Before we get to the links, I'll just note this: you won't find me getting all upset about the possible purchase of Twitter by a particular titan. I posted over a year ago about how I don't tweet that much beyond semi-automated tweets about my posts. I read Twitter a lot because I have so many museum peeps on the platform, so it's a kind of short-form sector-reading for me, but I don't find posting a terribly rewarding experience. How many of you, dear readers, are considering dumping Twitter?

At any rate, hero-worship capitalism is as hero-worship capitalism does, so the idea that social media is going to change because this figure has bought it is simultaneously obvious and naive. It has gotten me to push on getting Museum Human's Discord long-planned sangha worked out and moving forward, and to stop being introvertedly frightened of getting a community going.

More on that soon. Enjoy the links and have a great weekend.

One: Someone wrote on Medium that media outlets such as the New York Times Magazine shouldn't take claims about tech like AI at face value. I'm increasingly finding business-press writing presenting AI and machine learning as the solution to various organizational problems, such as managers not knowing what their teams are really working on or creating better-targeted professional development courses.

Two: The next five links are from a Vox series finding purpose in work. It's interesting the mileage that outlets get from this topic (HBR had a recent series here), though Vox does a nice job of being honest about how many people don't have—or want—these kinds of discussions. The first article sets the stage.

Three: Of course, Vox has to get into whether Gen Z is anti-work or not.

Four: In this piece, Vox correctly asks how much we're to blame for our demand/expectation of having cheap stuff delivered to us all the time. (I've noticed that fewer people bring up how the real cost of stuff is baked into the increasing rate of inflation.) We should ask, what might the cost of Amazon unionization be to getting cheap stuff all the time? What could this mean for other fields whose scarcity of livable work leads to our sense of abundance?

Five: Vox next examines the caregiving sector and the unsustainability of jobs that are required for so many other jobs to be sustainable. Seems to be a theme, society exploiting one group so that they can exploit another? I recently suggested that the need for caregiving leave only exemplifies how much workers just need more time off, in general (link #6 here).

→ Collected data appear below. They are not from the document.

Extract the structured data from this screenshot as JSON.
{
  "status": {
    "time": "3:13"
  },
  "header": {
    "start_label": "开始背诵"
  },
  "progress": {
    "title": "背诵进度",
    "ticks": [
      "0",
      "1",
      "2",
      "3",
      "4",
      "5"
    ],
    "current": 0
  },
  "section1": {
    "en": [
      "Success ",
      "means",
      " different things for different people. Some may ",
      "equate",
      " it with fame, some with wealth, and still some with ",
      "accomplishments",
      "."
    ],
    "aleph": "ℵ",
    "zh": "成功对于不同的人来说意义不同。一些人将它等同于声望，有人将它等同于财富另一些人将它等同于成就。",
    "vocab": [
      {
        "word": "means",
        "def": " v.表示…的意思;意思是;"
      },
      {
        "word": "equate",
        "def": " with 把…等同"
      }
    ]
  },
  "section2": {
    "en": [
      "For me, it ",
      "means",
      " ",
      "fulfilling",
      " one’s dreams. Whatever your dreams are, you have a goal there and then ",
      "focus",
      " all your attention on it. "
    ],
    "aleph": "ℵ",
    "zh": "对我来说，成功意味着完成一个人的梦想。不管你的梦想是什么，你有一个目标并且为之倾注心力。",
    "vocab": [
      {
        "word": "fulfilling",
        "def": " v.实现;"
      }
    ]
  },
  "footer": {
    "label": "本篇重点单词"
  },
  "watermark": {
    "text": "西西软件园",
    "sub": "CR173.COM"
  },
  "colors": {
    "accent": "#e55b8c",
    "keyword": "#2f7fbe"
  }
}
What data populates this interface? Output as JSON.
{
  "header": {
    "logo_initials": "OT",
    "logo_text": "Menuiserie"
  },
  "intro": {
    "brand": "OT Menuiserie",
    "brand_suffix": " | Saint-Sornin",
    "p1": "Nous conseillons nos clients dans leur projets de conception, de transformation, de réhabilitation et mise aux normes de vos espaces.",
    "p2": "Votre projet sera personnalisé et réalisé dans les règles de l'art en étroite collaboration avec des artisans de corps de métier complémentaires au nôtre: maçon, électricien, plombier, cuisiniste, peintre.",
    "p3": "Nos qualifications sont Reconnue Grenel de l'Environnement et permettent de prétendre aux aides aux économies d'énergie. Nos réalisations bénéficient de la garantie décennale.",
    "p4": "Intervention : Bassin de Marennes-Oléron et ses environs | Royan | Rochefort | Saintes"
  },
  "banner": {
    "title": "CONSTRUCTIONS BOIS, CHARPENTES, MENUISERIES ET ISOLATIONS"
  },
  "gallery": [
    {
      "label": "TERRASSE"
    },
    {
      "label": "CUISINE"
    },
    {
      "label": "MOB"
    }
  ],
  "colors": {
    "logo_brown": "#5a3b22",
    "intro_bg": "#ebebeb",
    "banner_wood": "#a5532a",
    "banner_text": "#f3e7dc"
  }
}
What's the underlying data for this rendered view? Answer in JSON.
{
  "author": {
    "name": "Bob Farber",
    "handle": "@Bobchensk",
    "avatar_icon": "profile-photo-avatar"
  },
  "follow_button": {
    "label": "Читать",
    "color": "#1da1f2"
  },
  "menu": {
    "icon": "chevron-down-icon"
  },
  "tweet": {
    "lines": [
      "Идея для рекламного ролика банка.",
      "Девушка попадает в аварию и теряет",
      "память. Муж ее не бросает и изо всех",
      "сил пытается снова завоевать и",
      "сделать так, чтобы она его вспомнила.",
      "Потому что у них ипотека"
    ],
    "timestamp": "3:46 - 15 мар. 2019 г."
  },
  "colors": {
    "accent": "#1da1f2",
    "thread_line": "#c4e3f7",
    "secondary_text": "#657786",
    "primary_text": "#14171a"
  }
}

Six: The Vox series ends by asking, does work have a future? Do they mean "toil"? "Careers"? "Good" work, whatever that is? I'll answer no unless workers have more of a say in organizational decision-making.

Seven: McKinsey wrote how good hybrid/remote work policies align with the goals of DEIA. Well, duh.

Eight: This article from the Atlantic is interesting—and also deeply unsetting. Could workcations be practice for digital-nomad/distant-remote work? Some workers (usually influential) in organizations can benefit from workcations, but will institutions derive most of the benefit?

Nine: From great museum-sector peeps Alli Hartley-Kong, Rachel Ropeik, and Mimosa Shah, you must read this heartbreaking yet inspiring piece about all the museum education jobs vaporized during the pandemic.

Ten: Finally, this Harvard Business Review article is about managers, but workers (after all, managers are workers to the leaders above them) should also look at the organizational and team implications of how we design our organizations. Managers should be elevating and developing their reports by providing them with agency and autonomy.

Bonus: This week's thought-provoking museum-field Tweet with lots of responses is on the subject of the worst museum work advice you ever got …

Here was my slightly misstated response:

I should have written that the advice I got, very soon after arriving, was to never tell the truth to anyone outside of the immediate team. This is all-too-common guidance in a siloed and mistrustful field like museums!

I hope these links about work provide a respite from work. (Ha!)

Liberation

I'm wondering if I need to liberate myself from business press reading on work, even if just for a little while. Maybe if I put it down and pick it up in a month the conversation will have completely changed?

It's important to question our information-gathering sources and habits—something that many of us are doing now if we're considering dropping Twitter. Try books or articles on other topics—chances are, your mind will find oblique connections to what's been on your information menu.

If you're reading this and not a subscriber to Museum Human, consider signing up for a free subscription below—it's the only way to read the site's longer weekly post on the organizational culture of cultural organizations and to learn about upcoming subscriber-only events and communities. Thank you for reading!


cover photo by Merakist / Unsplash [description: patterned 3-D letters spelling out the word "work"]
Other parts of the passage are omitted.